Hay una fantasía entre algunos escritores: la de hacer que un dictador les tema. Se figuran a menudo así, amedrentando al hombre fuerte, amilanando al tirano, asignando al escritor (o asignándose, como escritores) una potencia perturbadora incluso para el que detenta o ha detentado el poder valiéndose de los recursos más drásticos. No fue otro que Sarmiento, claro está, quien llevó esta tesitura a su expresión más vehemente en la literatura argentina. Lo hizo mediante la confiada conjetura de que Juan Manuel de Rosas se sentía temeroso al enterarse de que él, Sarmiento, exiliado en Chile, estaba escribiendo Facundo; y lo hizo, luego, imaginándolo en Palermo, entregado con toda preocupación a la lectura de su urticante libro.

            En esa tradición tan acendrada parece inscribirse Martín Caparrós con la crónica del encuentro que tuvo con Jorge Rafael Videla. Cuenta Caparrós que lo increpó (le espetó que, de haber hecho lo que él hizo, tendría miedo de andar así por la calle) y agrega que, un poco más tarde, ya pasado el sofocón, se preguntó por qué razón no le había partido a Videla el grabador en la cabeza. El grabador: un instrumento decisivo para el poder del periodista escritor (María Moreno lo señala con lucidez, a propósito de Rodolfo Walsh), es lo que tiene Caparrós en la mano.

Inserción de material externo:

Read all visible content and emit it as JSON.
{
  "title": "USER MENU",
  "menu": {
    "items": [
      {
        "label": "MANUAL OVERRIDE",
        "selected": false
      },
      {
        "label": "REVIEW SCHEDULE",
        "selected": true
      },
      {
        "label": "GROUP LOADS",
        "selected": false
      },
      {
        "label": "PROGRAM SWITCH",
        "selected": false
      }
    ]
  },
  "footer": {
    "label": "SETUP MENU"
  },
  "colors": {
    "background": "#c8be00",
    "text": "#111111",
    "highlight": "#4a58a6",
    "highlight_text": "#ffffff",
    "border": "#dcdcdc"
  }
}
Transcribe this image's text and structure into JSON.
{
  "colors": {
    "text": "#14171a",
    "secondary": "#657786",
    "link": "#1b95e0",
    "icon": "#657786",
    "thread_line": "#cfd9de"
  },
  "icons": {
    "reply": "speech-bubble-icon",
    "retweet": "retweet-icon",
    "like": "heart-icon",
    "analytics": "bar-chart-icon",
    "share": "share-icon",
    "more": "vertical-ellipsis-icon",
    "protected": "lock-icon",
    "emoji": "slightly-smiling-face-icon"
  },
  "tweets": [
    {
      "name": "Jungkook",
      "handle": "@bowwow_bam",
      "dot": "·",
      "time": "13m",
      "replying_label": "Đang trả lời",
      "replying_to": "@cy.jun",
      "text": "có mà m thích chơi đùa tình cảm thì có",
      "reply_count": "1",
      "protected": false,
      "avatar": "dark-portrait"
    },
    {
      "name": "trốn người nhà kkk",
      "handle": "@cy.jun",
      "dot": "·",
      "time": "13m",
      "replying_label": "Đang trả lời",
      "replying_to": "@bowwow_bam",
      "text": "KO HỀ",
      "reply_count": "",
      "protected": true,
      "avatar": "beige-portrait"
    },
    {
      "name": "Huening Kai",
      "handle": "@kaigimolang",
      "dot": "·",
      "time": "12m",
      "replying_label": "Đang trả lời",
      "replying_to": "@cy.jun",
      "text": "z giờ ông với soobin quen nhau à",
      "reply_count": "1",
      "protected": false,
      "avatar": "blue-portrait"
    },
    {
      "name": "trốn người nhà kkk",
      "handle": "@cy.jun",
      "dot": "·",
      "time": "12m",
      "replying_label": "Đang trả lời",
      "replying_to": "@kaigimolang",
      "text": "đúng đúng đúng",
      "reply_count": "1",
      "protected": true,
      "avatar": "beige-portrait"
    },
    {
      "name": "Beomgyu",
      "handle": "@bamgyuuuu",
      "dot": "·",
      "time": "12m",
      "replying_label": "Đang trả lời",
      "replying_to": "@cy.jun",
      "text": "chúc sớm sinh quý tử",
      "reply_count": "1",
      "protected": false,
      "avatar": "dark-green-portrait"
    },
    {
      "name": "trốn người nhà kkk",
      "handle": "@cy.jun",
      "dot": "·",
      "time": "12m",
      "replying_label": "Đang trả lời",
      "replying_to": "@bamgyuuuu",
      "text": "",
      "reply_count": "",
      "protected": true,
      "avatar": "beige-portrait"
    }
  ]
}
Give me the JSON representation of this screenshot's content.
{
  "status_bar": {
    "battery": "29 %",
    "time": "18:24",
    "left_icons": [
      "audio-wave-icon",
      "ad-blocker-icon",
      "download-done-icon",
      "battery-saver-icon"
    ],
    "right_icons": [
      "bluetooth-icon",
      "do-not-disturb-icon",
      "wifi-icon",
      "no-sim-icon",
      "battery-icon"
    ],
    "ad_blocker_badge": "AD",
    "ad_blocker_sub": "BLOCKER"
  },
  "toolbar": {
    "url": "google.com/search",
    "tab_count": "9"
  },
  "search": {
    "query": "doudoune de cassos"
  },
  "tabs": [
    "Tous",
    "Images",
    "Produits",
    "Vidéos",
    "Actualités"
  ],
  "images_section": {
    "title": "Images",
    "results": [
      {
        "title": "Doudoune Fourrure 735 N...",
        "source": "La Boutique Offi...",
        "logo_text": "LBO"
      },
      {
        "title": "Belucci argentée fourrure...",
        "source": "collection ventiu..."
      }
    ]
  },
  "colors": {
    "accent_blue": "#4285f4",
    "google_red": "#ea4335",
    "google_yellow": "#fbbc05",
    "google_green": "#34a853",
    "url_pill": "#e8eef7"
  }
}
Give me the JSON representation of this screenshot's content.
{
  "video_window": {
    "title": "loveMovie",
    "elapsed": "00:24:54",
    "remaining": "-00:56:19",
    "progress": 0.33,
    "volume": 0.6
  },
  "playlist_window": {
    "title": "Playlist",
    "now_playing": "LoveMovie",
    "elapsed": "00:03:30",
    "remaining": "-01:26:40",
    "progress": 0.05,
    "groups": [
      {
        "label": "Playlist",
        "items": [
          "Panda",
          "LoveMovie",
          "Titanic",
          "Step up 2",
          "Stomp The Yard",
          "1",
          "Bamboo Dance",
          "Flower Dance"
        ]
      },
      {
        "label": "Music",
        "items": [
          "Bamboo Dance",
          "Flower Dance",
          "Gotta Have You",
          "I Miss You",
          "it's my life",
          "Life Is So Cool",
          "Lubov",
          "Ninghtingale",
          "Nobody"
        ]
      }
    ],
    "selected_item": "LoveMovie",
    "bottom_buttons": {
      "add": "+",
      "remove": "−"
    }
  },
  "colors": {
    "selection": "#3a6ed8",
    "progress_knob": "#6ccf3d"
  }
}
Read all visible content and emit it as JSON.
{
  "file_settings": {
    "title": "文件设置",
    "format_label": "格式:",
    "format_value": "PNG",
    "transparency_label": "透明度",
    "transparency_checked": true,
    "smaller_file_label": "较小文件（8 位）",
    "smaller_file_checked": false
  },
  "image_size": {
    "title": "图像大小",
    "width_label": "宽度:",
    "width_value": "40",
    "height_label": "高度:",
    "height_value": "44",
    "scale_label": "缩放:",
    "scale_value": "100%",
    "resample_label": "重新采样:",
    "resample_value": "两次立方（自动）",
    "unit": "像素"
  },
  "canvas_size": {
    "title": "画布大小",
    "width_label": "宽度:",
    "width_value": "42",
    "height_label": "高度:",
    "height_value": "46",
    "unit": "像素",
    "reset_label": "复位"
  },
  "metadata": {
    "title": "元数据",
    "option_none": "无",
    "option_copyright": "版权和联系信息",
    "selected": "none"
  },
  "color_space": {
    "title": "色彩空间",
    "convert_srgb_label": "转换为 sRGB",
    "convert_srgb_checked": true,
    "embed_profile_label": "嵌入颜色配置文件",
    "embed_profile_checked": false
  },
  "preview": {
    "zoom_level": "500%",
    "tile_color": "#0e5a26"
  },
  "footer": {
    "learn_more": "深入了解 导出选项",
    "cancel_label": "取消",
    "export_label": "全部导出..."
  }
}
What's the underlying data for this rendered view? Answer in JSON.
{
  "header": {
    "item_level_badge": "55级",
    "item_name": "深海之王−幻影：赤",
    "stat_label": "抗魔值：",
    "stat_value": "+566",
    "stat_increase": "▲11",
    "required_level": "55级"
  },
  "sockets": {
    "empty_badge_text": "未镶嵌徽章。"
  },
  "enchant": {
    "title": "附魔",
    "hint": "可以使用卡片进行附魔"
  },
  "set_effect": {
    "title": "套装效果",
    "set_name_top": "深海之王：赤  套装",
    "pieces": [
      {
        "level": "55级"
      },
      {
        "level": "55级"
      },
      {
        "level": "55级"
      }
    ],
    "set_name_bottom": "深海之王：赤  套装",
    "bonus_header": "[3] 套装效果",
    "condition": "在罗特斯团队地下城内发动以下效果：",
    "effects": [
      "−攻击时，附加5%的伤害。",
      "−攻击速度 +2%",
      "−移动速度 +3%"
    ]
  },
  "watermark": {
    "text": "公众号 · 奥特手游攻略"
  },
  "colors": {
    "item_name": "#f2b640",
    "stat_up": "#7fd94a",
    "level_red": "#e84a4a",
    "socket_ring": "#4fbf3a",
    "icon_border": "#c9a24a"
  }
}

            Partirle el grabador en la cabeza, dice Caparrós: hacer del mismo un objeto contundente, en el sentido literal de la expresión; hacer del arma metafórica del periodista escritor, un arma sin metáfora, un instrumento para la agresión física. Porque Sarmiento luchaba “con la pluma y la palabra”, sí, como decimos sabidamente cada vez que entonamos su Himno; pero en ese mismo Himno, en esa misma parte, antes de la designación de esas armas de escritor, pluma y palabra, se hace constar esta otra: “la espada”, que es arma en sentido estricto, un arma sin sentido figurado.

            Y es que el nefasto Jorge Videla, increpado por Caparrós por haber hecho “lo que hizo”, le respondió sencillamente así: “Si usted hubiese hecho algo, no estaría ahora acá”. “Si usted hubiese hecho algo”, replicó, lo cual equivale a haber dicho: usted no ha hecho nada. Esa nada, esa reducción a nada, no es sino la neutralización de la pluma, de la palabra, del grabador, como herramientas del poder de los escritores. Que escribir no es hacer algo, que escribir es no hacer nada, es lo que decidió contestar Videla.

            Lo dijo, y se fue. Un custodio lo esperaba en el auto. Estaba armado, qué duda cabe.